Chiaramente, la nozione del ciclo dell’anello come una sorta di giardino del sesso può
sembrare forzata quando le opere vengono viste dal vivo. La gente di solito pensa a
Wagner come a un gruppo di persone grasse che cantano forte, e tutto sommato non
hanno torto. Alla Metropolitan Opera non c’è neppure un tenore che somigli a Viggo
Mortensen. Ma se in un teatro dell’opera qualche volta noti una discrepanza fra ciò che
senti nel libretto e la musica e ciò che vedi sul palco questo non è meno confuso che
quando agli spettatori cinematografici viene chiesto di credere che un elfo possa
uccidere un olifante. La stessa cosa succede nell’opera.

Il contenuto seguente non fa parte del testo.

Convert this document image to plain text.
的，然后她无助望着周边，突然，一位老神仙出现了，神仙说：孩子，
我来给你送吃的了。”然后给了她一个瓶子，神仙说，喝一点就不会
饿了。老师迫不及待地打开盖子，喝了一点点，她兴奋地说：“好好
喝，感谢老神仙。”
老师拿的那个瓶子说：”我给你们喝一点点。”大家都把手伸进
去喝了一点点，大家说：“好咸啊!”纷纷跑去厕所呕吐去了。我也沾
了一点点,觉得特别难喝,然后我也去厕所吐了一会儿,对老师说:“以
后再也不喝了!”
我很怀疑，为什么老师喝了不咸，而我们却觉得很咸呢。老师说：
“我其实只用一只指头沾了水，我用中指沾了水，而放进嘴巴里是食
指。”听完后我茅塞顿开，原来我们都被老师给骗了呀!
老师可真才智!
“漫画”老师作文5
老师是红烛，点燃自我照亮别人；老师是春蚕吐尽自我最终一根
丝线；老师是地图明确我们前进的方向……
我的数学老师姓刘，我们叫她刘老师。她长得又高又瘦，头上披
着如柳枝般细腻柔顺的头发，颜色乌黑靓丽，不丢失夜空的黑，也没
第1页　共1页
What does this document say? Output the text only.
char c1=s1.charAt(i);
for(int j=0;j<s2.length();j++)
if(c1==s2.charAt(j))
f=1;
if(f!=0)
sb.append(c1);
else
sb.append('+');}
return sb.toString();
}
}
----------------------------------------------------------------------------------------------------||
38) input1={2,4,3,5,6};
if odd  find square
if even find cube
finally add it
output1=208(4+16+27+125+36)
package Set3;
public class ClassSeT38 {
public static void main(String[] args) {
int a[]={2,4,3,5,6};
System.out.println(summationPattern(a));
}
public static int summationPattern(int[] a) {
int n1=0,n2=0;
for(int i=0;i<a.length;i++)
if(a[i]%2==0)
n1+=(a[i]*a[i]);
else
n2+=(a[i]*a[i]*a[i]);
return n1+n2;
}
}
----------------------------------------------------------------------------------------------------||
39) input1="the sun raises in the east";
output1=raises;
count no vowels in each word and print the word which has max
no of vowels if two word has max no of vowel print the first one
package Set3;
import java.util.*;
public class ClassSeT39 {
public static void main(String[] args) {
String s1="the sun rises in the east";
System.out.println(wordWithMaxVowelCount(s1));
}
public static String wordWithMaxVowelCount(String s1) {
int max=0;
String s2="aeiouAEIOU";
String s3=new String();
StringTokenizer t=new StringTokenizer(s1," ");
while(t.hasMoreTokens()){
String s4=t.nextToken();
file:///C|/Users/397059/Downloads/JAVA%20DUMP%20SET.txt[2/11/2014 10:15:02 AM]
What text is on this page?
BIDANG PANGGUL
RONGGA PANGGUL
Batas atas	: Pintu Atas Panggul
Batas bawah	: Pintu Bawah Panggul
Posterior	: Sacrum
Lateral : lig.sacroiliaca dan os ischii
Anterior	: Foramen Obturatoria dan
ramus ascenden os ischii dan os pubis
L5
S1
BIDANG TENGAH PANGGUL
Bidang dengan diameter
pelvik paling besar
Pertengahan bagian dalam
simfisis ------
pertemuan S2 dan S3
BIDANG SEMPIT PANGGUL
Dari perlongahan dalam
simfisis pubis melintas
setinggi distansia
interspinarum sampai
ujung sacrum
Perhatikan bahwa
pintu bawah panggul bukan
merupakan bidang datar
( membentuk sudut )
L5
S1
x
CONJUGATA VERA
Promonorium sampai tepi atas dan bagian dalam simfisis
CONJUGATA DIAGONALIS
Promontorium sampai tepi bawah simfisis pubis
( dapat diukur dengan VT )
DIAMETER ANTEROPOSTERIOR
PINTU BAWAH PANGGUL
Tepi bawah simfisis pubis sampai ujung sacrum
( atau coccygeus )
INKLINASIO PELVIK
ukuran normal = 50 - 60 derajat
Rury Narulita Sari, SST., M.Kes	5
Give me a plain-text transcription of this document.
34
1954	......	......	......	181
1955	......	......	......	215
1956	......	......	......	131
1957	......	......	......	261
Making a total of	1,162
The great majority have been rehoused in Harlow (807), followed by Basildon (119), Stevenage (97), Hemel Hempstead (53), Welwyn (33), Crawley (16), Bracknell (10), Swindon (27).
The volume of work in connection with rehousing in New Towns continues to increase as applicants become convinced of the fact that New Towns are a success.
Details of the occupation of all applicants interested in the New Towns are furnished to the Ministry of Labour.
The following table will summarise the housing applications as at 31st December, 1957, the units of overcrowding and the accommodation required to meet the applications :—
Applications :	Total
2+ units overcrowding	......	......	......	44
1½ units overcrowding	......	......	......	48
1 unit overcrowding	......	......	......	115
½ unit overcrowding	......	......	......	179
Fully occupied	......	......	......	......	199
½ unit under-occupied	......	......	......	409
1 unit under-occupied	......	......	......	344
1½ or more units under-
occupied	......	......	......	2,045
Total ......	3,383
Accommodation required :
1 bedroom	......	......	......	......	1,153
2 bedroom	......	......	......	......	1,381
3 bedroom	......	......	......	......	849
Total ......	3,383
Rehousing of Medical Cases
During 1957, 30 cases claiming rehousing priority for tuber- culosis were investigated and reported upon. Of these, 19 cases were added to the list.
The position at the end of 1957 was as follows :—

La premessa è che gli esecutori
sono innanzitutto cantanti d’opera che devono assumere i ruoli di eroi dell’azione.
L’esperienza del film, e in particolare della musica del film – ha probabilmente avuto un
effetto pregiudizievole sul modo in cui la gente vede l’opera dal vivo. Ci si aspetta di
vedere immagini da coordinare con la musica corrispondente – Mickey Mousing,
avrebbero detto i compositori della disney. Howard Shore, nel Signore degli anelli,
pratica l’arte del Mickey Mousing ad un eccellente livello. Ma nell’opera la musica
prende il comando, generando un paesaggio immaginario che registi, direttore e
cantanti si sforzano di realizzare come meglio possono. Neppure Peter Jackson sarebbe
capace di tenere il passo dello schianto roboante di Wagner, misurandosi con immagini
musicali sempre in evoluzione, eppure un giorno un teatro dell’opera certamente gli
chiederà di provarci. Quando vedrò il ciclo al Met, chiuderò gli occhi ed immaginerò il
film e l’opera fuse insieme, come un unico Anello che li governa tutti.